Let’s first consider what makes up a world-class procurement function. There are five key elements:

The five pillars of procurement

Proactive demand management

Proactive demand management focuses on ensuring the needs of the business are met – which means the right thing, at the right price, at the right quality, and at the right time! However, it needs to be managed according to the agreed priorities and strategy of the business, with a focus on maximizing business value, not only reducing costs.

The typical demand management tasks include request validation; purchase order processing; expediting and receiving returns; and invoice exception management. We can also consider alternatives, for example, a video conference versus a face-to-face meeting. Ideally, these demands should be forecast where possible. While this is generally true for direct, it is less so for say MRO (maintenance, repair and operations) or indirect purchasing.

In a frictionless operating model, we procurement processes are fully aligned to the needs not only of the business, but also of the category or commodity being procured. Buying channels are also be customized accordingly, and should be easy to use. Where possible, demand is predicted or forecasted.

Typical measures of success include:

  • Optimal procurement compliance (over 90%), including alignment of spend to buying channels
  • Procurement demand to meet the needs to the business
  • Significant reduction in cycle time
  • Demand optimization savings (10–15%).

Intelligent sourcing and contracting

The sourcing and contracting function covers category management, strategic, tactical, and spot-buy sourcing activities, as well as the contracting. The focus is on securing the maximum possible value at the right level of risk in each sourcing activity.

In a frictionless context, sourcing leverages a myriad of data sources to determine the right sourcing strategies for the specific category. Analytics help shape the strategy around the needs of the business. This also extends to strong collaboration between business areas, suppliers, and the sourcing team.

Typical measures of success include:

  • Spend savings (3–5% on strategic and 10–15% on tactical spend)
  • Organization value added (revenue, margin, risk reduced)
  • Improved contract compliance (up to 5% of spend)
  • Reduction in supplier base (over 15%).

Collaborative supplier management

Supplier management should focus on establishing the right relationships with an organization’s suppliers. Typical supplier management tasks include assessment of supplier performance and compliance; supplier enablement and support; contract management; quality management; supplier innovation; and accounts payable.

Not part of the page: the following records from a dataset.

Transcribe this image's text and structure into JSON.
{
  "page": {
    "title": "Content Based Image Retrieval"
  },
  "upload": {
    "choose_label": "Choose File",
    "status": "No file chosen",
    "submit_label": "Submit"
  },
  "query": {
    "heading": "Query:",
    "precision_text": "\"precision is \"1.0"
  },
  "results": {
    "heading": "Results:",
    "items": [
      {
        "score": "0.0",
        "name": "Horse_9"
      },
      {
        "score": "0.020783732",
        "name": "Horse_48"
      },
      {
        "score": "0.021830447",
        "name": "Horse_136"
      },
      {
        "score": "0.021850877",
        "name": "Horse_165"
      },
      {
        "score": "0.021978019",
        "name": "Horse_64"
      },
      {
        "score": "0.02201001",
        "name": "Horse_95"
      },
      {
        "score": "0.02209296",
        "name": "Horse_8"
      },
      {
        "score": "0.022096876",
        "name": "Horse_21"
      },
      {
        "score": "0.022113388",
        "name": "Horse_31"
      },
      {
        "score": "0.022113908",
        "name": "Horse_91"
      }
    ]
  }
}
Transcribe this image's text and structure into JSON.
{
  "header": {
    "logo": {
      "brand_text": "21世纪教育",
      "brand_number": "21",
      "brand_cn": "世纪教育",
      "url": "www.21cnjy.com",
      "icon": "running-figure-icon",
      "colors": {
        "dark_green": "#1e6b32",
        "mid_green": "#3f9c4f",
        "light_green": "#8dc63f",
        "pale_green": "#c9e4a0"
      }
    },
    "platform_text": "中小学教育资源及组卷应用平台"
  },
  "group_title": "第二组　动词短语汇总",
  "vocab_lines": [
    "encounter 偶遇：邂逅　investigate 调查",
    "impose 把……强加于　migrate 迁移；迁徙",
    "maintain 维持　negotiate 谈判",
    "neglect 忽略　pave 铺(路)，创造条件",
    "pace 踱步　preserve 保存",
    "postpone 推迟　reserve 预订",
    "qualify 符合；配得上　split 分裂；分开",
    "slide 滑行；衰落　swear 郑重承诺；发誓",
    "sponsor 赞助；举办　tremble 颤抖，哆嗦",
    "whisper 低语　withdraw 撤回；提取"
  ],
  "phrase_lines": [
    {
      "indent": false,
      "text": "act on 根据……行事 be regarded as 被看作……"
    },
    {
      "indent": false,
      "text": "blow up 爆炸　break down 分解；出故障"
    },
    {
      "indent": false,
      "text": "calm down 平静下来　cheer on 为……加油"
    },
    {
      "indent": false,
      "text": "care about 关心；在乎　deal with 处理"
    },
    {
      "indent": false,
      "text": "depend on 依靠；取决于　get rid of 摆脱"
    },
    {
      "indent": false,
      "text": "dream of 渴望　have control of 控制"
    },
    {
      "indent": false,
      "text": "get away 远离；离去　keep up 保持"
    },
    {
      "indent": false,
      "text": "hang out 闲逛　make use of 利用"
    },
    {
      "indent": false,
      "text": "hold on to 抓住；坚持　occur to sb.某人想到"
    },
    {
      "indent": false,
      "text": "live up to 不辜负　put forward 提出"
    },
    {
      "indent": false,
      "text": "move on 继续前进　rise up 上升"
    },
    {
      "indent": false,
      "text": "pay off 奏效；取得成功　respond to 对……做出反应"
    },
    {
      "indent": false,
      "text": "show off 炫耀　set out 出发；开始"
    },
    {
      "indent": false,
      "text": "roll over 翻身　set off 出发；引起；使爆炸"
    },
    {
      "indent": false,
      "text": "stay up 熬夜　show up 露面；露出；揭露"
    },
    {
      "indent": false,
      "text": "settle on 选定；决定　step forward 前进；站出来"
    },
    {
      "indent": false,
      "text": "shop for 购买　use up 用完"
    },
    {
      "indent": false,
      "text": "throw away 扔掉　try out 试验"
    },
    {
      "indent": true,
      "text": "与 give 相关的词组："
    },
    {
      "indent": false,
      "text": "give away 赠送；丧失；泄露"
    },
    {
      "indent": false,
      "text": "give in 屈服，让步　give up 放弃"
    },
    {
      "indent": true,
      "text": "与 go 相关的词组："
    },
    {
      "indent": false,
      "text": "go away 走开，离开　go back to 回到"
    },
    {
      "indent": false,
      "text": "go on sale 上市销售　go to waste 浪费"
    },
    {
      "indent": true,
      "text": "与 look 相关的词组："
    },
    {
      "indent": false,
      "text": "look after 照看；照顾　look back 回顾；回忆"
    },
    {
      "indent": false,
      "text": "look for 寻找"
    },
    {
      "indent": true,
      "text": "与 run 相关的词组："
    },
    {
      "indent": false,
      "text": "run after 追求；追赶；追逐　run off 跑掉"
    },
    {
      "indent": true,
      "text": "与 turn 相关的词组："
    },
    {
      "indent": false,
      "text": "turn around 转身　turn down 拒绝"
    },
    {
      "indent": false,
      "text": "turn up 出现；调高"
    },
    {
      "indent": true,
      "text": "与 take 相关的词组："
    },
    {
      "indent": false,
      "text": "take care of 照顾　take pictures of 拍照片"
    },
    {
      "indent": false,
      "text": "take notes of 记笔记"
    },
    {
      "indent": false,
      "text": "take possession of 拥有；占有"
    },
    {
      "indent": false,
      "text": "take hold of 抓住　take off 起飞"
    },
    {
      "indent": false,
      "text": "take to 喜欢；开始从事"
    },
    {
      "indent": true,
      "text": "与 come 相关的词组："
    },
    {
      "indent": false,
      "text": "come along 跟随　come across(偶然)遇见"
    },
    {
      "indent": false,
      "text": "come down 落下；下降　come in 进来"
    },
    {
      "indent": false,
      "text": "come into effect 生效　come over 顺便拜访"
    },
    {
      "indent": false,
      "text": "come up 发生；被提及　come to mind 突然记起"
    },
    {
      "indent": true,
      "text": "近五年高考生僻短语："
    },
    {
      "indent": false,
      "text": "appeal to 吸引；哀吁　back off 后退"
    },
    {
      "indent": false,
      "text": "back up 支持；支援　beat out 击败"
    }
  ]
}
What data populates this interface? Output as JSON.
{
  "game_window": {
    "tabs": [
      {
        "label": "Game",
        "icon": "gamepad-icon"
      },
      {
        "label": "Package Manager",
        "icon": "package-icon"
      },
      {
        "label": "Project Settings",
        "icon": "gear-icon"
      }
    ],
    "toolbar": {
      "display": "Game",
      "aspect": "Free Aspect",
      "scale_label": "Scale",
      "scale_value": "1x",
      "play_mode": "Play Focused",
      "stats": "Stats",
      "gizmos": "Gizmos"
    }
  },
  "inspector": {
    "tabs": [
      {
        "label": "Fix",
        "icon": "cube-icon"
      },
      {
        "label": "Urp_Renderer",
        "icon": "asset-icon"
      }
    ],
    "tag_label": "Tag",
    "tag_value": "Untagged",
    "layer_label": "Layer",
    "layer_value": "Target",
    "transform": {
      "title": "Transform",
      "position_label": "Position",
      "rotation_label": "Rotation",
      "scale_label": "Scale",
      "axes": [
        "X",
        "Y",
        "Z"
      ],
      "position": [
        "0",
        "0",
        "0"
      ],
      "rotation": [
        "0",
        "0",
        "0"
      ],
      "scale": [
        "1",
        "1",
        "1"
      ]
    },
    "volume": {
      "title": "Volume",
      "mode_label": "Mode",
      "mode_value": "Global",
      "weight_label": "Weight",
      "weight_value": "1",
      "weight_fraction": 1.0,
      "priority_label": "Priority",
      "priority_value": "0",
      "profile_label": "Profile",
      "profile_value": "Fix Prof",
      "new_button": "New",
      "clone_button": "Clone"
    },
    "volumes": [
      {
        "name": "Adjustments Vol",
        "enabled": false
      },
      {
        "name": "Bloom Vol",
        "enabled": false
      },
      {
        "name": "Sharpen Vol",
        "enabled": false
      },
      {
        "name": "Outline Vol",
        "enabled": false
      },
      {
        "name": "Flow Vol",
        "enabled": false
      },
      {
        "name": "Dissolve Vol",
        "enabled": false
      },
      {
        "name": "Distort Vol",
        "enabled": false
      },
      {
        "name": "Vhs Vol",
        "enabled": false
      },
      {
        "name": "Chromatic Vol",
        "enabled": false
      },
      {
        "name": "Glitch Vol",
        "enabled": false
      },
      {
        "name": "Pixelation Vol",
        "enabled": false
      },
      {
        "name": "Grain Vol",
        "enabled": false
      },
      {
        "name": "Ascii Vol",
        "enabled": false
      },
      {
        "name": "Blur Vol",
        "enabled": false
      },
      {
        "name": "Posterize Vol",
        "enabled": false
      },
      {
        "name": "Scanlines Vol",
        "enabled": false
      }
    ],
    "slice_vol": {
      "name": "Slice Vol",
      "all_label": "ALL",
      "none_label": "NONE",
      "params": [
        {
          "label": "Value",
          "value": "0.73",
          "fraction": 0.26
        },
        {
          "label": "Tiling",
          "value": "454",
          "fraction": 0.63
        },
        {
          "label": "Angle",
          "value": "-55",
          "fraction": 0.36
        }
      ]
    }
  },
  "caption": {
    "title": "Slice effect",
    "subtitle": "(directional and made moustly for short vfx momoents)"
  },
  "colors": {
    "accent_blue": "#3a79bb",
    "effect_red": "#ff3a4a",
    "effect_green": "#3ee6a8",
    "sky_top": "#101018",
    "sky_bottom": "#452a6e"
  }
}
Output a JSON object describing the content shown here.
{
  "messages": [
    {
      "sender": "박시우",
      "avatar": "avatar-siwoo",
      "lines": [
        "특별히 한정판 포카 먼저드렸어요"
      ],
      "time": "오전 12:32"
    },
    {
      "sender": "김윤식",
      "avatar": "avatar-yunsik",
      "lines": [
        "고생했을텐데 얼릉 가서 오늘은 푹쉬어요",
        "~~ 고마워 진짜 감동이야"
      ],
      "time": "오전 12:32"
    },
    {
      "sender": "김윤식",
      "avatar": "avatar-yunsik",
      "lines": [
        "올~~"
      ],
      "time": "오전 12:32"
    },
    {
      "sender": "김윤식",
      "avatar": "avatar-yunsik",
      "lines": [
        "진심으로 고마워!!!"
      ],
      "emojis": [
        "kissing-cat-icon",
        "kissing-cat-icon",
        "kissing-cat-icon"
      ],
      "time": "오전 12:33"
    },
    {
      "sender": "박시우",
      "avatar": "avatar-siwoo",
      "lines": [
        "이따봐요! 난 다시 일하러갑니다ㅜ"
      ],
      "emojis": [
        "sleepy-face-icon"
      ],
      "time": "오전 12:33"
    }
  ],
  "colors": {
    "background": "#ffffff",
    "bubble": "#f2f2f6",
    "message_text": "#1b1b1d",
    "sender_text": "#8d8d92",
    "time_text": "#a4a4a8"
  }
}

In the frictionless enterprise, supplier management is digitally enabled to provide real time connections and feedback that can effectively collaborate with suppliers throughout the entire procurement cycle.

Typical measures of success include:

  • Increased supplier compliance
  • Reduced net cost per supplier
  • Optimized supplier base
  • Increased revenue (through innovation)
  • Payment on time (over 99.9%).

Integrated risk management

Typical risk management tasks include assessments in three key areas – environmental, social, and governance (ESG). The focus is on minimizing risk in line with the requirements of the business.

Frictionless risk management not only leverages internal data collection, but also includes external data points collated from a wider range of sources, leveraging AI for data point confidence. This enables a more responsive approach to risk management as we can cover more data points in near real time.

Typical measures of success include:

  • Reduced supply risks
  • Reduced business loss
  • Increased social capital.

Procurement and sustainability

It’s no surprise that the procurement function is playing an increasingly important and strategic role in achieving a company’s sustainability objectives. In fact, in a survey conducted in recent years,* 81% of procurement organizations said that over the previous three years, their commitment to sustainable procurement had increased moderately or significantly.

Environment
Indirect carbon emissions can account for up to 90% of the total carbon impact of a company. For those engaged in a Net Zero Carbon neutrality, procurement can help suppliers continue to reduce their carbon footprint.

Society
Promote diversity and responsibility inside the procurement organization as well as through supplier selection by encouraging local suppliers’ partnerships and solidarity sourcing.

Social
Ensure suppliers’ compliance with international regulations and promote those favoring development, diversity, and fair treatment of their employees.

Sustainable economy
Raise internal stakeholders’ awareness to seek economic performance through consumption reduction and green projects.

* Source: Ecovadis & NYU, Sustainable Procurement Barometer, 2019

Actionable insight

Actionable insight is at the core of the procurement function, bringing in data points from the areas above, as well as external inputs to support the continued development of the procurement function at an operational, tactical, and strategic level.

Typical tasks associated with insight include analysis of spend and working capital; maintaining and interpreting intelligence about individual suppliers, and individual commodities; and analyzing category trends. These insights result in tangible actions.

 Typical measures of success include:

  • Increased spend visibility
  • Identification of savings and value opportunities
  • Continuous improvement to processes.